The United States Department of Veterans Affairs (VA) provides Cognitive Processing Therapy (CPT) and Prolonged Exposure therapy (PE) for PTSD at all of its facilities, but little is known about systematic differences between patients who do and do not initiate these treatments. VA administrative data were analyzed for 6,251 veterans receiving psychotherapy over one year in posttraumatic stress disorder (PTSD) specialty clinics at nine VA medical centers. CPT and PE were initiated by 2,173 (35%) patients. Veterans’ probability of initiating either CPT or PE (considered together) was 29% lower (adjusted odds ratio =.61) if they had a psychiatric hospitalization within the same year, and 15% lower (AOR =.78) if they had service-connected disability for PTSD. Veterans’ probability of starting CPT or PE was 19% lower (AOR =.74) if they were Hispanic or Latino, 10% lower (AOR =.84), if they were male rather than female, and 9% lower (AOR =.87) if they were divorced, separated or widowed rather than currently married. Probability of receiving CPT or PE was also lower if verans had more co-occurring psychiatric diagnoses (AOR per diagnosis =.88), were older (AOR per every five years =.95), or lived further away from the VA clinic (AOR per every ten miles =.98). Nonetheless, most patients initiating CPT or PE had two or more comorbidities and were service-connected for PTSD. Observed gender, age and ethnic differences in initiation of CPT and PE appear unrelated to clinical suitability and warrant further study.

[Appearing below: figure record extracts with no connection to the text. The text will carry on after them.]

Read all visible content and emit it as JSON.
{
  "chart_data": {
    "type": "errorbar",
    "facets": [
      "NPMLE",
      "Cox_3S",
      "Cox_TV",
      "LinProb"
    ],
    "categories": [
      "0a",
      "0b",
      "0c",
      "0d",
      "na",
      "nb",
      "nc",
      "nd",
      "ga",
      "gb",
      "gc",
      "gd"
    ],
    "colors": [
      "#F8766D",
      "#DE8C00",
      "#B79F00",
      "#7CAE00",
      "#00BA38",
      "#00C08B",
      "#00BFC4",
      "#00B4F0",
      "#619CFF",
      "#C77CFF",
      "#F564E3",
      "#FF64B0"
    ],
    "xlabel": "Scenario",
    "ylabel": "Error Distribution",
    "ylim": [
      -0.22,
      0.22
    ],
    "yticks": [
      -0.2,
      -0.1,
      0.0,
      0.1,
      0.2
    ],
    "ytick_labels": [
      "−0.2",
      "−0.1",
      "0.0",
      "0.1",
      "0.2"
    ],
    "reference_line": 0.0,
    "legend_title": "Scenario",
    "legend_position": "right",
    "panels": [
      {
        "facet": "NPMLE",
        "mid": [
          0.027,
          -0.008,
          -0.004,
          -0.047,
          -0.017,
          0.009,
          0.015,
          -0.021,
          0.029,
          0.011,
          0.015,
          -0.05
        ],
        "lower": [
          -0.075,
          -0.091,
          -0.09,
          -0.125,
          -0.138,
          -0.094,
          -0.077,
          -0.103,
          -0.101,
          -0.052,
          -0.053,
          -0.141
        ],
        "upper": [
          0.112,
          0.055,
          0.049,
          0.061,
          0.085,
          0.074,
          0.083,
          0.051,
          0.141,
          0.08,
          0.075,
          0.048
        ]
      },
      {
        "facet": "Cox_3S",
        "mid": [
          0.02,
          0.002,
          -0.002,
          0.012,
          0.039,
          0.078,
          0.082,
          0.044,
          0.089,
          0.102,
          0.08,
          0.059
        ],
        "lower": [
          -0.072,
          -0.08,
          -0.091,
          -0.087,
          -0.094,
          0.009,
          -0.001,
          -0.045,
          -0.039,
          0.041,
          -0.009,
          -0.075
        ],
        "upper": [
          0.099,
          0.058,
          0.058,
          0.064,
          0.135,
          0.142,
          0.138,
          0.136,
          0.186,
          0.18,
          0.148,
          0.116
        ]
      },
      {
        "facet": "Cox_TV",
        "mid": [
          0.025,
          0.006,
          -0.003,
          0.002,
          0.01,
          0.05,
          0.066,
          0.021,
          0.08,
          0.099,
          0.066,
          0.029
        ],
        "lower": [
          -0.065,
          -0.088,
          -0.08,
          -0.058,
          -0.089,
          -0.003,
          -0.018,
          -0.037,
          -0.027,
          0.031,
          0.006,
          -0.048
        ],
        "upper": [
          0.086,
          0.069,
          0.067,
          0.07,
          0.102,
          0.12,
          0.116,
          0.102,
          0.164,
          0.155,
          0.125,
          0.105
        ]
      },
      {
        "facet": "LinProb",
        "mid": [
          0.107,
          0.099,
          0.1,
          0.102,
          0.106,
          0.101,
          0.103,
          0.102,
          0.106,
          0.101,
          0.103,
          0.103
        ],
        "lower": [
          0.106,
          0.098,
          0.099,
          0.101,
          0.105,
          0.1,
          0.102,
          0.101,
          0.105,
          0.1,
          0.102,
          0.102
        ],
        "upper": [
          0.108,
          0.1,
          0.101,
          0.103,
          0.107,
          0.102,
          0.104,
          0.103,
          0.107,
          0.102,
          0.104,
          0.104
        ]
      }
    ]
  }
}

Bibliographical noteFunding Information:
This research was supported by a grant from Health Services Research & Development, U.S. Department of Veterans Affairs, CRE-120-021, Promoting Effective, Routine, and Sustained Implementation of Stress Treatments (PERSIST) , awarded to the first and last authors. The views expressed here are those of the authors and do not represent the position of the U.S. Department of Veterans Affairs.